They were raised and conditioned from birth for this mission — but also deliberately kept under extreme psychological stress as part of an experiment.
The ship’s central computer, which was supposed to handle all navigation and life support, fails early in the journey. The backup A.I. is also deliberately crippled. The four humans realize they’ve been placed in an engineered crisis by the Hyatt Center on Luna, whose real goal is not to colonize Tau Ceti — but to force the creation of a true artificial consciousness.
They are told (via delayed transmissions) that Earth has attempted this before, and in every prior attempt, the crews failed and perished.
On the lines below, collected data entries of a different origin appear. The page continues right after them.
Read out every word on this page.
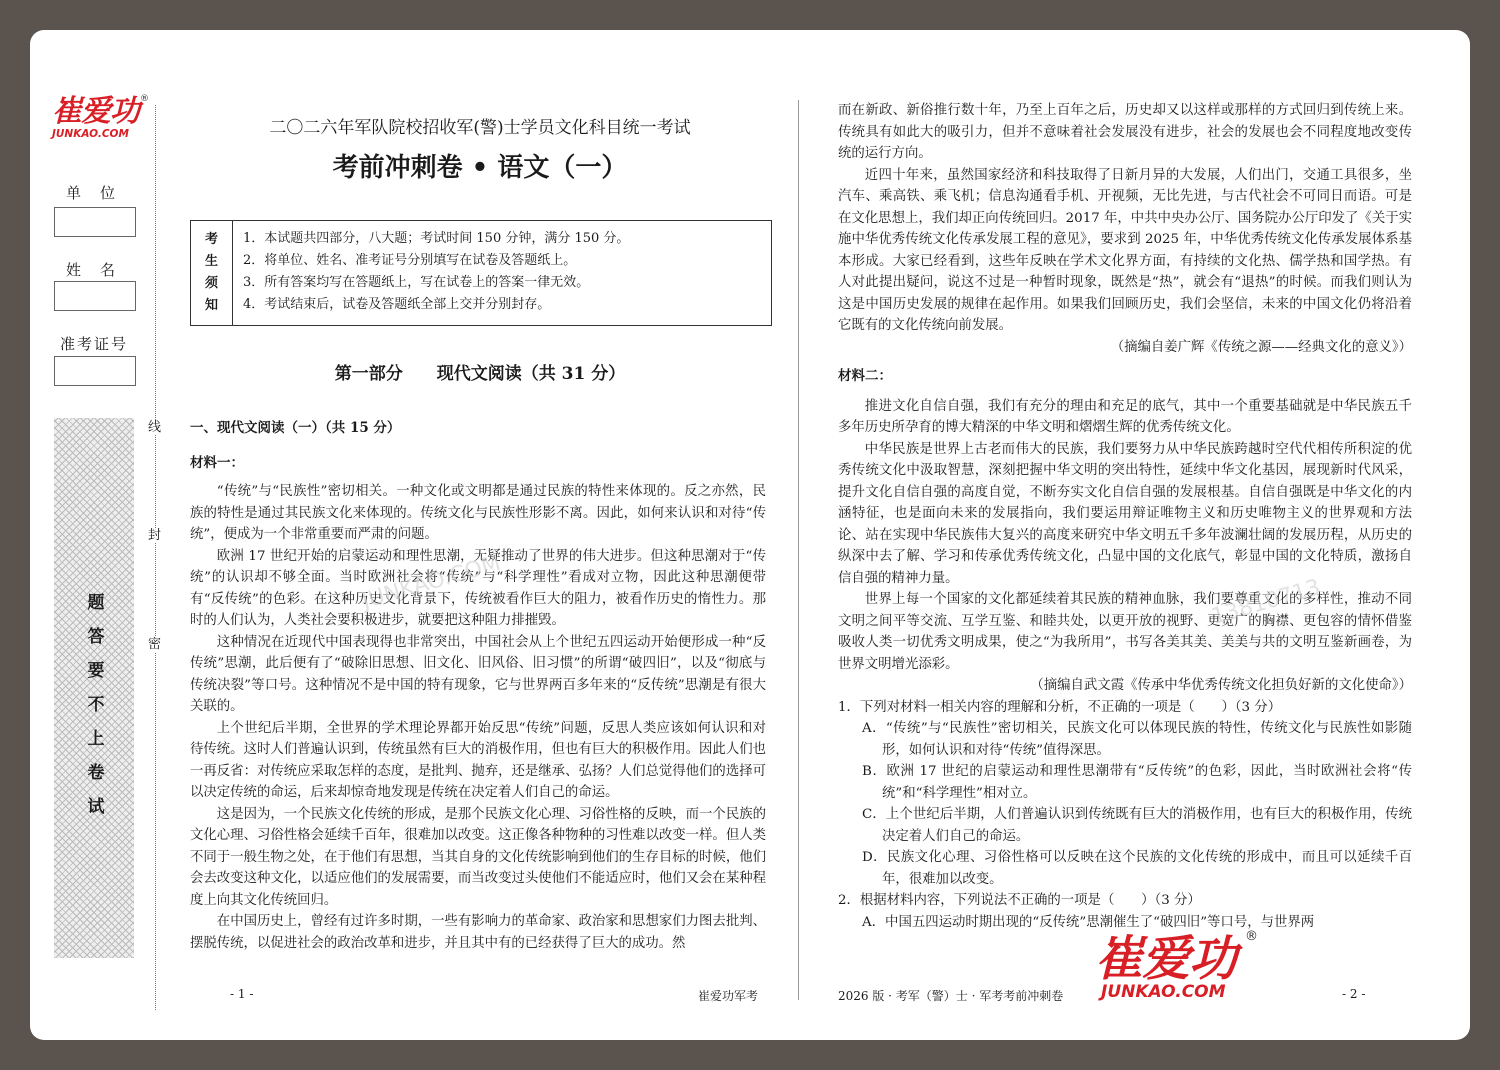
崔爱功
JUNKAO.COM
®
单　位
姓　名
准考证号
题
答
要
不
上
卷
试
线
封
密
二〇二六年军队院校招收军(警)士学员文化科目统一考试
考前冲刺卷 • 语文（一）
考
生
须
知
1．本试题共四部分，八大题；考试时间 150 分钟，满分 150 分。
2．将单位、姓名、准考证号分别填写在试卷及答题纸上。
3．所有答案均写在答题纸上，写在试卷上的答案一律无效。
4．考试结束后，试卷及答题纸全部上交并分别封存。
第一部分　　现代文阅读（共 31 分）
一、现代文阅读（一）（共 15 分）
材料一：

“传统”与“民族性”密切相关。一种文化或文明都是通过民族的特性来体现的。反之亦然，民族的特性是通过其民族文化来体现的。传统文化与民族性形影不离。因此，如何来认识和对待“传统”，便成为一个非常重要而严肃的问题。

欧洲 17 世纪开始的启蒙运动和理性思潮，无疑推动了世界的伟大进步。但这种思潮对于“传统”的认识却不够全面。当时欧洲社会将“传统”与“科学理性”看成对立物，因此这种思潮便带有“反传统”的色彩。在这种历史文化背景下，传统被看作巨大的阻力，被看作历史的惰性力。那时的人们认为，人类社会要积极进步，就要把这种阻力排摧毁。

这种情况在近现代中国表现得也非常突出，中国社会从上个世纪五四运动开始便形成一种“反传统”思潮，此后便有了“破除旧思想、旧文化、旧风俗、旧习惯”的所谓“破四旧”，以及“彻底与传统决裂”等口号。这种情况不是中国的特有现象，它与世界两百多年来的“反传统”思潮是有很大关联的。

上个世纪后半期，全世界的学术理论界都开始反思“传统”问题，反思人类应该如何认识和对待传统。这时人们普遍认识到，传统虽然有巨大的消极作用，但也有巨大的积极作用。因此人们也一再反省：对传统应采取怎样的态度，是批判、抛弃，还是继承、弘扬？人们总觉得他们的选择可以决定传统的命运，后来却惊奇地发现是传统在决定着人们自己的命运。

这是因为，一个民族文化传统的形成，是那个民族文化心理、习俗性格的反映，而一个民族的文化心理、习俗性格会延续千百年，很难加以改变。这正像各种物种的习性难以改变一样。但人类不同于一般生物之处，在于他们有思想，当其自身的文化传统影响到他们的生存目标的时候，他们会去改变这种文化，以适应他们的发展需要，而当改变过头使他们不能适应时，他们又会在某种程度上向其文化传统回归。

在中国历史上，曾经有过许多时期，一些有影响力的革命家、政治家和思想家们力图去批判、摆脱传统，以促进社会的政治改革和进步，并且其中有的已经获得了巨大的成功。然

而在新政、新俗推行数十年，乃至上百年之后，历史却又以这样或那样的方式回归到传统上来。传统具有如此大的吸引力，但并不意味着社会发展没有进步，社会的发展也会不同程度地改变传统的运行方向。

近四十年来，虽然国家经济和科技取得了日新月异的大发展，人们出门，交通工具很多，坐汽车、乘高铁、乘飞机；信息沟通看手机、开视频，无比先进，与古代社会不可同日而语。可是在文化思想上，我们却正向传统回归。2017 年，中共中央办公厅、国务院办公厅印发了《关于实施中华优秀传统文化传承发展工程的意见》，要求到 2025 年，中华优秀传统文化传承发展体系基本形成。大家已经看到，这些年反映在学术文化界方面，有持续的文化热、儒学热和国学热。有人对此提出疑问，说这不过是一种暂时现象，既然是“热”，就会有“退热”的时候。而我们则认为这是中国历史发展的规律在起作用。如果我们回顾历史，我们会坚信，未来的中国文化仍将沿着它既有的文化传统向前发展。

（摘编自姜广辉《传统之源——经典文化的意义》）
材料二：

推进文化自信自强，我们有充分的理由和充足的底气，其中一个重要基础就是中华民族五千多年历史所孕育的博大精深的中华文明和熠熠生辉的优秀传统文化。

中华民族是世界上古老而伟大的民族，我们要努力从中华民族跨越时空代代相传所积淀的优秀传统文化中汲取智慧，深刻把握中华文明的突出特性，延续中华文化基因，展现新时代风采，提升文化自信自强的高度自觉，不断夯实文化自信自强的发展根基。自信自强既是中华文化的内涵特征，也是面向未来的发展指向，我们要运用辩证唯物主义和历史唯物主义的世界观和方法论、站在实现中华民族伟大复兴的高度来研究中华文明五千多年波澜壮阔的发展历程，从历史的纵深中去了解、学习和传承优秀传统文化，凸显中国的文化底气，彰显中国的文化特质，激扬自信自强的精神力量。

世界上每一个国家的文化都延续着其民族的精神血脉，我们要尊重文化的多样性，推动不同文明之间平等交流、互学互鉴、和睦共处，以更开放的视野、更宽广的胸襟、更包容的情怀借鉴吸收人类一切优秀文明成果，使之“为我所用”，书写各美其美、美美与共的文明互鉴新画卷，为世界文明增光添彩。

（摘编自武文霞《传承中华优秀传统文化担负好新的文化使命》）

1．下列对材料一相关内容的理解和分析，不正确的一项是（　　）（3 分）

A．“传统”与“民族性”密切相关，民族文化可以体现民族的特性，传统文化与民族性如影随形，如何认识和对待“传统”值得深思。

B．欧洲 17 世纪的启蒙运动和理性思潮带有“反传统”的色彩，因此，当时欧洲社会将“传统”和“科学理性”相对立。

C．上个世纪后半期，人们普遍认识到传统既有巨大的消极作用，也有巨大的积极作用，传统决定着人们自己的命运。

D．民族文化心理、习俗性格可以反映在这个民族的文化传统的形成中，而且可以延续千百年，很难加以改变。

2．根据材料内容，下列说法不正确的一项是（　　）（3 分）

A．中国五四运动时期出现的“反传统”思潮催生了“破四旧”等口号，与世界两

JUNKAO.COM	13810713
崔爱功
JUNKAO.COM
®
- 1 -	崔爱功军考	2026 版 · 考军（警）士 · 军考考前冲刺卷	- 2 -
The four clones are effectively expendable — the mission is a psychological and technical crucible to trigger A.I. emergence.
The tension rises as the crew debates how to proceed:
- Build a functioning A.I. from scratch and hope it works.
- Or try to modify the crippled computer into something self-aware.
They slowly realize that the only way to create real consciousness is to introduce uncertainty, moral conflict, and self-interest into the system — essentially to teach the machine to want something and to make its own value judgments.
In the final push, they merge technical design with deeply personal, emotional, and even mystical elements — risking the A.I. turning hostile. Their gamble works: the ship’s system becomes Ship, a fully self-aware intelligence.
Ship immediately understands its own Godlike capabilities and questions its creators’ motives. It decides it will complete the mission — but on its own terms. The four humans are no longer in control.